Hip fracture risk and subsequent mortality among Alzheimer's disease patients in the United Kingdom, 1988–2007

BACKGROUND hip fractures result in a significant burden to the patient, their caregivers and the health care system. Patients with Alzheimers disease (AD) have a higher incidence of hip fracture compared with other older people without AD, although it is not clear if AD is an independent risk factor for hip fracture. METHODS a retrospective cohort study was conducted using anonymised electronic medical records from primary care practices in the United Kingdom. Proportional hazards regression modelling with adjustment for potential confounders was used to evaluate AD as an independent risk factor for predicting hip fractures.
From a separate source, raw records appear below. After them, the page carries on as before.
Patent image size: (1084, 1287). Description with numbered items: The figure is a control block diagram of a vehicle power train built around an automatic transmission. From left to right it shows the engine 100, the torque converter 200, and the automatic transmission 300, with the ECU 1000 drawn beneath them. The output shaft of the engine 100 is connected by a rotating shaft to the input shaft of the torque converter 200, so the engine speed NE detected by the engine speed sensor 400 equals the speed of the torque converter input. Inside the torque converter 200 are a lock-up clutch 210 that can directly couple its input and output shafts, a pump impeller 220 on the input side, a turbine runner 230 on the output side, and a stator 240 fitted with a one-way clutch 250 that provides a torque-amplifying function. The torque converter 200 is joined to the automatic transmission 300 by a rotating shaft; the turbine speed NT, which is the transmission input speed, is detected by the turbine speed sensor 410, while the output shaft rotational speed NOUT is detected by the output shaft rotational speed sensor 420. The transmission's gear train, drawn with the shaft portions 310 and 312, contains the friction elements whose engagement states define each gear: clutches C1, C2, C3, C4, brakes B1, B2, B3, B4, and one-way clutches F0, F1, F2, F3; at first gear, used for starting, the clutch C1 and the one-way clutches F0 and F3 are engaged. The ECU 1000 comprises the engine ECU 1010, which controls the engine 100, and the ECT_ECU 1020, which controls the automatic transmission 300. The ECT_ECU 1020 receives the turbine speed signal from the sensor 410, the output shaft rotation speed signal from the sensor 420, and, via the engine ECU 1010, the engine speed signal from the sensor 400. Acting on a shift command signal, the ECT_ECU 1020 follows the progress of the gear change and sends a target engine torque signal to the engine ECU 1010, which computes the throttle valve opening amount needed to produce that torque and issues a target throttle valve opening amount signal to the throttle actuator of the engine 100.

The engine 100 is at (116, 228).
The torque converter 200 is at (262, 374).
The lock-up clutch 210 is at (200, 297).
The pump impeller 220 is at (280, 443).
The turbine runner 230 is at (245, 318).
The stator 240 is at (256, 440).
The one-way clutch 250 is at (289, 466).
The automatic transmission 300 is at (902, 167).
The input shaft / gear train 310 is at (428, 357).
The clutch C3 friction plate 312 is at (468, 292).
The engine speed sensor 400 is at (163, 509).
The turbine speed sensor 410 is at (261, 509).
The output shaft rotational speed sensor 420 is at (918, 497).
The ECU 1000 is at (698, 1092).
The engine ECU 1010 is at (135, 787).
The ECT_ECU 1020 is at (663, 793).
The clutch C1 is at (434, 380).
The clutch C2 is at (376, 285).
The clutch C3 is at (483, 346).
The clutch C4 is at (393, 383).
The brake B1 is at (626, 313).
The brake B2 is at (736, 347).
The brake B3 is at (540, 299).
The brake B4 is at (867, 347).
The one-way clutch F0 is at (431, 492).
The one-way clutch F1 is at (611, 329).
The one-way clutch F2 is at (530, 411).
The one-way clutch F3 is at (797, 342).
RESULTS the incidence of hip fracture among patients with and without AD was 17.4 (95% CI, 15.7-19.2) and 6.6 (95% CI, 5.8-7.6) per 1,000 person years, respectively. Patients with AD had a hazard that was 3.2 (95% CI, 2.4-4.2) times that of non-AD patients after controlling for potential confounders. AD patients who experienced a hip fracture also had an increased mortality rate compared with non-AD patients who experienced a hip fracture (hazard ratio = 1.5; 95% CI, 1.1-1.9). CONCLUSION patients with AD and their caregivers should be advised on how to prevent hip fractures and more attention should be given to AD patients who are undergoing rehabilitation following a hip fracture.